BrooklineCAN and the Senior Center will be holding an election forum for the 3 town-wide contested races on Tuesday, April 27 at 3:00 pm. Again, this year the forum will be conducted through Zoom. The annual Town election is scheduled for May 4. There are 5 candidates for Select Board, 2 candidates for the 1-year term on the School Committee and 2 candidates for Moderator.

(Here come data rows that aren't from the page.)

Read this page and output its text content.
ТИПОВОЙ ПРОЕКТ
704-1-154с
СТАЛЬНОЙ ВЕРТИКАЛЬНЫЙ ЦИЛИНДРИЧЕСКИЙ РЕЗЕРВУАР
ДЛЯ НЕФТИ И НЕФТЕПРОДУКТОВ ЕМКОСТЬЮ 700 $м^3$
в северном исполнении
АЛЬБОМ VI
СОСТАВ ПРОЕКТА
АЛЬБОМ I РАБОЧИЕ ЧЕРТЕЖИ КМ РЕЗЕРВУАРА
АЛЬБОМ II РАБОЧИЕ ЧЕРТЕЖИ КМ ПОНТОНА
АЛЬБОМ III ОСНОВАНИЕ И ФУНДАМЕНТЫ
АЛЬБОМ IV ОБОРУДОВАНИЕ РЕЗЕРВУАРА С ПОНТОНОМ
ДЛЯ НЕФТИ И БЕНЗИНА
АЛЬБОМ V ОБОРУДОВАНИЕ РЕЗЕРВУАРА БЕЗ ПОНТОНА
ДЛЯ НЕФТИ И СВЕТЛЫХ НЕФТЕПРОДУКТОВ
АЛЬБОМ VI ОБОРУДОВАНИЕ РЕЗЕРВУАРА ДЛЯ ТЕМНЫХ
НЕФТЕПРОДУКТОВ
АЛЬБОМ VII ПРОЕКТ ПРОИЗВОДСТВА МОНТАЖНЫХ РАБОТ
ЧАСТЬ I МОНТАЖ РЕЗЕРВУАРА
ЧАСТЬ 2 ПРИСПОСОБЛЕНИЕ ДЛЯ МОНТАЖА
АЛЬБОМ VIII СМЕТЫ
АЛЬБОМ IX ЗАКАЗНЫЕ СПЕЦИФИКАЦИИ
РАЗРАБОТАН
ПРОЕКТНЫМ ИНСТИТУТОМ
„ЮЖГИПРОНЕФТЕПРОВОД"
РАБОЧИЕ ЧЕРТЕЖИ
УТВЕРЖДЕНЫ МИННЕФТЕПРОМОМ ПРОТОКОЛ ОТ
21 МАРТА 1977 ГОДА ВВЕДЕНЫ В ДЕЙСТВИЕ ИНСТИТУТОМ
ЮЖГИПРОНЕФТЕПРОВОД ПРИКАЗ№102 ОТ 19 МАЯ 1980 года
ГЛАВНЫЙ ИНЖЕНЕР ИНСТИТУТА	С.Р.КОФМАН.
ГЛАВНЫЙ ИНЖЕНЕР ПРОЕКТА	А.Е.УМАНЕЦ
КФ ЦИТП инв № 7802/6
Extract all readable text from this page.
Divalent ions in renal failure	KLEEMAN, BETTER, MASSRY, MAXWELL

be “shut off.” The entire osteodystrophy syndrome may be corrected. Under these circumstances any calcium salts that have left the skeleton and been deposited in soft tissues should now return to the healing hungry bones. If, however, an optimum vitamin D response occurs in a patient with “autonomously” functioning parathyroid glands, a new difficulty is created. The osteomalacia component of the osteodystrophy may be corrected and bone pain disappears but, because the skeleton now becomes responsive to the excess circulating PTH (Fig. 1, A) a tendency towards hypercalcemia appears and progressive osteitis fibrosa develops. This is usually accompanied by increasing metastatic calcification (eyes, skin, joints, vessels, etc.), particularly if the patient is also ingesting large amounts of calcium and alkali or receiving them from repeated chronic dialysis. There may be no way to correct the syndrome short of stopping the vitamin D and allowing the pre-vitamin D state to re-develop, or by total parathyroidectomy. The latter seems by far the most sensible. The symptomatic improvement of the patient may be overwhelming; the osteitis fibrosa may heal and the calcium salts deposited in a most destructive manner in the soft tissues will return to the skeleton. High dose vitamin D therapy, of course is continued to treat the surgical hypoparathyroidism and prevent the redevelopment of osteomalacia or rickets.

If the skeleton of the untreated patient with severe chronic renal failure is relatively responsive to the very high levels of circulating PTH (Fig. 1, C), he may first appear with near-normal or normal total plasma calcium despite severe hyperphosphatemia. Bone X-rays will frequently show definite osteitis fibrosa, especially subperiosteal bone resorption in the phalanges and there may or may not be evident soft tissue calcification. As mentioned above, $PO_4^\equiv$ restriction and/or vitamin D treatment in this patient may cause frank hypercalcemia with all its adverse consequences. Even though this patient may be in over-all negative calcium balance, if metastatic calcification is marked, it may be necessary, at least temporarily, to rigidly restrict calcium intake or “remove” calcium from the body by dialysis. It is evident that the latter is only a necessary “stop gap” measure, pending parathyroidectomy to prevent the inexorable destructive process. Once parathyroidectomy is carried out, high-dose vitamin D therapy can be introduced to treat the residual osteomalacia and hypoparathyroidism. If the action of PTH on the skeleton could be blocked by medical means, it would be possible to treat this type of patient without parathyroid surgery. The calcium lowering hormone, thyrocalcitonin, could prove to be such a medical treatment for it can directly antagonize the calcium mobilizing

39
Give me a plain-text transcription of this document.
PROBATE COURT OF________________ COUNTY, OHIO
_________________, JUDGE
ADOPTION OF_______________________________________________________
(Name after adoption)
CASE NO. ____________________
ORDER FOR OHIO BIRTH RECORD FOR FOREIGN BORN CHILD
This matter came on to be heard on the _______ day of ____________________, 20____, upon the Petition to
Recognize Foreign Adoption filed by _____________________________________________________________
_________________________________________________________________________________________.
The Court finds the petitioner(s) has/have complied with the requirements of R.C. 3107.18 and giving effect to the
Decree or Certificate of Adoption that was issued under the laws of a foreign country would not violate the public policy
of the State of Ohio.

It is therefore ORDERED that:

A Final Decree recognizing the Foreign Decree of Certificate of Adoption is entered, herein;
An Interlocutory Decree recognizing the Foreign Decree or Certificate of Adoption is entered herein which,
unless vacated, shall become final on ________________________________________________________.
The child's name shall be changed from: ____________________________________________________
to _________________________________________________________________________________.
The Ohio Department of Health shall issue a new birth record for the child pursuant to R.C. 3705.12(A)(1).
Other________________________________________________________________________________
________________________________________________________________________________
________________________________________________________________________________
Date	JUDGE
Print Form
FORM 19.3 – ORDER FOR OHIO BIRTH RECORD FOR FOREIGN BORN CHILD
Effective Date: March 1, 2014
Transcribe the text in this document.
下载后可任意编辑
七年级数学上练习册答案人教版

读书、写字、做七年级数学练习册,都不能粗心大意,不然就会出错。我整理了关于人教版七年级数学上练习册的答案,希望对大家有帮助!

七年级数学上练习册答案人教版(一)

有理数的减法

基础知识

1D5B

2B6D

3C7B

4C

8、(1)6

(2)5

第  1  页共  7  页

The forum will be concerned with all Town issues but will pay special attention to concerns of older residents. Michael Allen of the Council on Aging staff will serve as moderator. If you have a question for the candidates, contact Michael in advance. firstname.lastname@example.org or 617-730-2754.
To watch the forum live on April 27th, use this link https://brooklineinteractive-org.zoom.us/webinar/register/WN_QD2RTMpvRKKoiCQkTfyLWw. Or you can watch live on a variety of platforms at: https://brooklineinteractive.org/live
The forum will be video recorded and will be available for viewing through the BrooklineCAN website or BIG. Town government is more important than ever this year. The Select Board plays a vital role. We urge you to learn about the candidates and vote early, preferably by mail.
Brookline’s age-friendly businesses go out of their way to be hospitable to everyone, particularly to older people. These businesses, which may post “age-friendly” decals, are found throughout Brookline’s shopping districts, including Brookline Village, Coolidge Corner, Washington Square, JFK Crossing, and St. Mary’s Station.
BrooklineCAN and the Brookline Council on Aging launched the age-friendly business project in 2018. These businesses provide age-friendly services such as shopping by phone or on-line, offering discounts or employment opportunities for older adults, and providing safety features, such as clearly marked steps. These services and other features of an age-friendly business are also helpful for customers of all ages!
During this past “Covid” year, BrooklineCAN has recognized a dozen of these age-friendly businesses, including Kurkman’s Market, Coolidge Corner Theatre, Eureka Puzzles, Olive Connection, Brookline Booksmith, and Serenade Chocolatier through profiles that have appeared online at https://brooklinecan.org/afb-profiles.html, Brookline Patch, BrooklineHub.com, Brookline Interactive Group (B.I.G.), and in publications, such as the Brookline TAB.
If you wish to recognize a Brookline business that is age-friendly, please contact Elenore Parker at email@example.com or 617-383-5520.
Join a group of friendly people who like to sing together, on most Mondays at 4:00 pm for about 45 minutes. The group sings mostly folk songs, and individual members take turns leading the singing. The lyrics are provided, and you are muted, so you can sing along with zest. If you wish to join on Zoom, please contact Judy Chasin at firstname.lastname@example.org for more information on upcoming dates and on how to connect. Letʹs all sing together yet apart!!
The Brookline Public Library recently announced that more newspaper titles have been added to our online collection. You can now explore fully searchable digitized editions of The Brookline Press (1903-1913), The Brookline Townsman (1913-1919), The Suburban (1899-1901), Brookline News (1886-1888), The Brookline Tribune (1932), The Brookline Journal News (1932), The Brookline News (1931-1932), and The Brookline Independent (1873).